Trenchless Piping Methods

By Tim Daly


If you are a homeowner, then you’ve probably received a number of letters from fly-by-night insurance companies explaining to you how much you need water main insurance. The brochures explain how much money the repairs will cost, not only because of the plumber’s expenses, but also how much it will cost to have a backhoe and operator spend a day digging up your entire front lawn. Add to that, the expense of re-grooming and landscaping your yard, and it’s enough to almost scare you into buying the insurance.

The repair of the water main pipe to your house of the sewer pipe running out of your house, does not have to be the headache it once was. These repairs are not cheap by any means, but with the video capabilities of many plumbers and the trenchless piping methods available, it is not as awful as you might expect.

A reputable plumber will be able to use video to find the exact location of a ruptured sewer pipe, and then use trenchless technology to repair or replace the pipe and only make one or two small holes near the ends of the pipe. While they may or may not have the video capabilities for the water line, they can still use trenchless technology to repair or replace the pipe, and do the entire job in a day or a day and a half at the outside.

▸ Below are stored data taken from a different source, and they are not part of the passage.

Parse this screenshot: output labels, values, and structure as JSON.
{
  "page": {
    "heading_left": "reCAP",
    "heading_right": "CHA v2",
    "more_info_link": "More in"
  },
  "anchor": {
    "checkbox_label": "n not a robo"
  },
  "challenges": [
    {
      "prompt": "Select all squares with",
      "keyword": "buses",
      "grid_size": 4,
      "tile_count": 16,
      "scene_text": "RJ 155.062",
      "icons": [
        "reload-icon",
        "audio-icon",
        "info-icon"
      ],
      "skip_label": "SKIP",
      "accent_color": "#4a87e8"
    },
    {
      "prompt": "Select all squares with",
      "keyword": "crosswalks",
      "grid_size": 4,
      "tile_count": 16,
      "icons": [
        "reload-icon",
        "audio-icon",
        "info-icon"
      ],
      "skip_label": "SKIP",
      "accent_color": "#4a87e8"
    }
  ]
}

Much of the trenchless pipe repairs for residential users involves pipelining technology where they reline a section of pipe—or in some cases an entire pipe, if it’s determined to be old and in danger of suffering a major break. This involves taking a form of plastic liner, with an adhesive like epoxy spread around the outside of the liner. An inflatable bladder is sent into the pipe until it reaches the area where the repair is needed. Once in place, the bladder is inflated, pushing the liner and adhesive outward where it adheres to the existing pipe. After it has set been up for the prescribed amount of time, the bladder is deflated and retrieved. The newly lined pipe will have a smaller inside diameter, but the difference is negligible.

The other popular method in residential trenchless piping is called pipe slitting, or pipe bursting, depending on the size of the pipe being replaced and the tool used to accomplish the feat. What happens in this method is basically a cutting or bursting tool is fed into one end of the pipe, and as it is forced through the existing pipe it cuts it and pushes it outward. As it’s making the cut, it is also pulling the new pipe into place behind it. When the pipe is all the way through, the tool is removed, and the pipe is tied into both ends and put into service. The old pipe is left to rot away in the ground, and the new pipe is run in the exact same place as the old pipe.

Now imagine you’re an engineer and you’ve got to get a water pipe run from the main on one side of a super highway, to the factory your firm is building on the other side of the highway; or you’re planning an oil pipeline that is going to have to cross a rather large river, and you don’t relish the idea of trying to build an entire tunnel under the riverbed, or bring the pipe over the water including all of the supports that would have to be built in the riverbed to hold the pipe (not that environmentalists would let you). It is for reasons like this that trenchless technology was developed.

Early trenchless technology mostly centered on vertical pipes to bring oil out of underground wells to the surface. In the 1970’s and 80’s the idea of horizontal trenchless piping started to take hold, and the technology has continued to improve as the industry grows.

The technology employs the same ideas that mining companies, as well as tunneling projects for transportation use; the only difference being the size of the tools used. It is sometimes called the Jack and Bore method, but more commonly referred to as micro-tunneling.

Much of pipeline trenchless technology for commercial or industrial use involves running pipes in areas that do not have pipes already run. To do this, a lot of ramming or boring work is done in which a ram rod, or boring tools, is used to cut a hole through the ground following a predetermined path. Often times, the pipe is connected to the tool making the hole, and pulled through as the tool travels onward; sometimes the pipe that trails the boring tools is actually used to push the tool. With these methods, the digging tool can be stopped, while lengths of pipe are welded as necessary to go the distance.

This is another example of the pipefitting industry advancing with technology. Going forward, the modern pipefitter will need to understand computers and complex machinery more than ever. Gone are the days when a pipefitter just needed heart and muscle to get the job done. If you’re a young apprentice, study hard and stick with it. The future looks bright ahead, and you’re in a trade with a seemingly unreachable ceiling.